Flexibility and Change.

You know the surfer dudes who live in SoCal or Hawaii? I want to be like them. They potter through life with just one goal - find the best waves and get in the water. Obviously I'm speaking metaphorically here but never the less. The fact that they go with the flow from one moment to the next is just awe inspiring to moi.

We, here in deepest, darkest suburbia are in a state of flux. All four of us (and that's without including the four legged residents who must surely be feeling it too) are heading, nay hurtling towards change.





The husband is having to make difficult choices at work due to restructuring and closures, not to mention the fairly substantial pay drop. This is so hard for him and I know he feels it keenly as he's the main 'breadwinner.' His love for us and desire to provide for us makes me feel blessed.
So after 10 years of working a night shift he is changing to working 2pm til 10pm. He is scared of not seeing us. We are scared of not seeing him.




The ever wonderful girl child (who has just turned 19!!!) starts a new chapter in her life as she moves 250 miles away to settle into life at university. This is sooooo weird as I barely feel old enough to have a few grey hairs let alone an adult daughter! Yikes. The even weirder thing is that friends who are of a similar age to me are just having their first babes and here's me with empty nest things happening. Is 40 old? She is ready for this though, just as she was ready to jump out of a plane a few days ago doing a tandem sky dive for charity. She is a tough one - this girl of mine. But she's made of sunshine and who doesn't love a bit of sunshine.

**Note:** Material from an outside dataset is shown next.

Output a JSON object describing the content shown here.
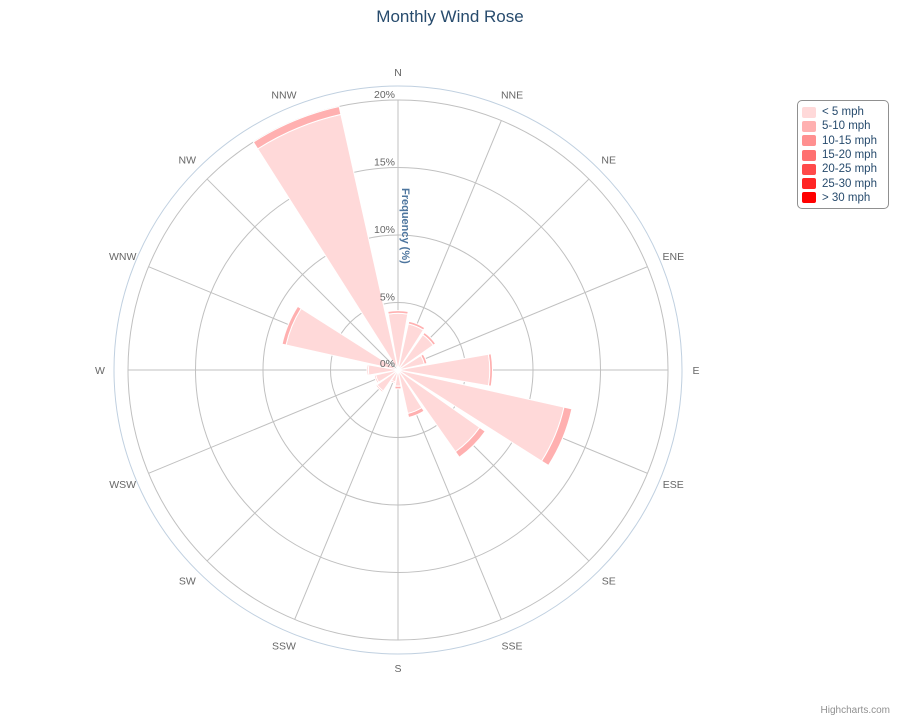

The magnificent boy is about to leap into the world of college after 16 years of being home schooled. He is off to the local 6th form college to start his foray into applied science. I think the college are lucky to have him :)
It is a wrench for most kids but especially so for someone who craves routine and the simplicity of the hum drum order of his life. The great unknown for someone with Asperger's can be uber stressful and this cascades through into all aspects of his life.
I'm pretty sure he is still grieving for my dear Dad and he has stopped eating and my strapping 16 year old young man of a child is down to 7 stone 11pounds. He has zero interest in food. He puts his feelings about his Grandpa to the back of his mind and doesn't address them - I think these emotions creep out in other areas though.

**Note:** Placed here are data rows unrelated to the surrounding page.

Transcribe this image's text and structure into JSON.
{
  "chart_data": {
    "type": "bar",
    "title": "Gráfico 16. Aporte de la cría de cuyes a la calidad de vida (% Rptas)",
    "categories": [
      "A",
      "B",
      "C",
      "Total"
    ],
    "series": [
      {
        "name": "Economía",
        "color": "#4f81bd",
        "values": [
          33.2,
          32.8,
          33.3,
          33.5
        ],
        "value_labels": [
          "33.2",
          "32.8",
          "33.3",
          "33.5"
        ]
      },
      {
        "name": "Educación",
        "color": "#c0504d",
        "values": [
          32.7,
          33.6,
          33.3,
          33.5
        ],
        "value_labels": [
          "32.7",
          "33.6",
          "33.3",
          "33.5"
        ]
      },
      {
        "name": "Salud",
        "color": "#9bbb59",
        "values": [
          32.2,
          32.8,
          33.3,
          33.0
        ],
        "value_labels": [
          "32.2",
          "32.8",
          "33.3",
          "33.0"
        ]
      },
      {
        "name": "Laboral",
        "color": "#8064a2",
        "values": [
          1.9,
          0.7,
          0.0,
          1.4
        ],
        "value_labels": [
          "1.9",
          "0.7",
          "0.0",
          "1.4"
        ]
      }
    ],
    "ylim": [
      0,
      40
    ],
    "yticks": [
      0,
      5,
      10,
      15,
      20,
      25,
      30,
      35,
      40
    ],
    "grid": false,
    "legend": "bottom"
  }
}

And as for me?? I'm redundant. My babes are heading out into the world and I'm packing away school books that are no longer needed. Paper and pens are hitting the back of old drawers and staying there. I'm no longer looking at things to pique the waning interest of a sulky 15 year old. The art stuff is moving with the girl child. The house will feel different but hopefully the same as well. I'm going to have to look for some paid work too as we try and help out the girl while she is living it up as a student :)
It's been 20 years since I was last employed so going back to that is really scary, so much has changed.

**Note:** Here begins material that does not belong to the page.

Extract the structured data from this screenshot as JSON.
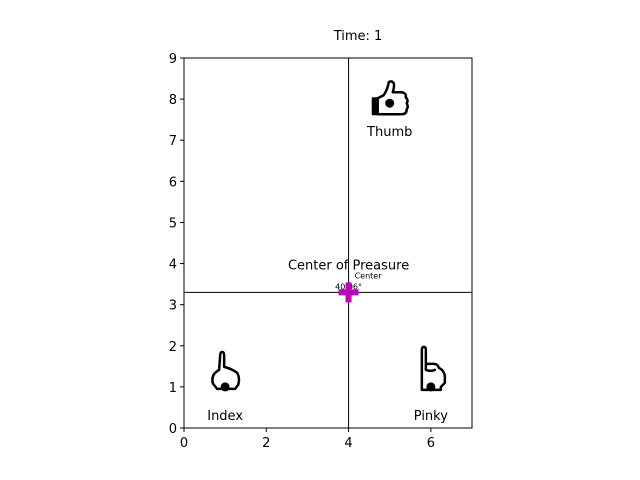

We're trying to lean into this change though. Go with it, but it is so hard. What do you mean I'll only be cooking for 2 people in the evening not 4? No more snuggling up for a snooze with the girl as we chat about mundane stuff or giggle like school children.
No more kisses from a tired husband as he slips into a warm bed at 7am after working so hard during the night.
No more hands on mothering, my role now will be to guide and advise not role up my sleeves and delve head first into things needing the most attention.




Change is inevitable. Change is constant. ( B. Disraeli) And it is a life lesson I am going to have to learn!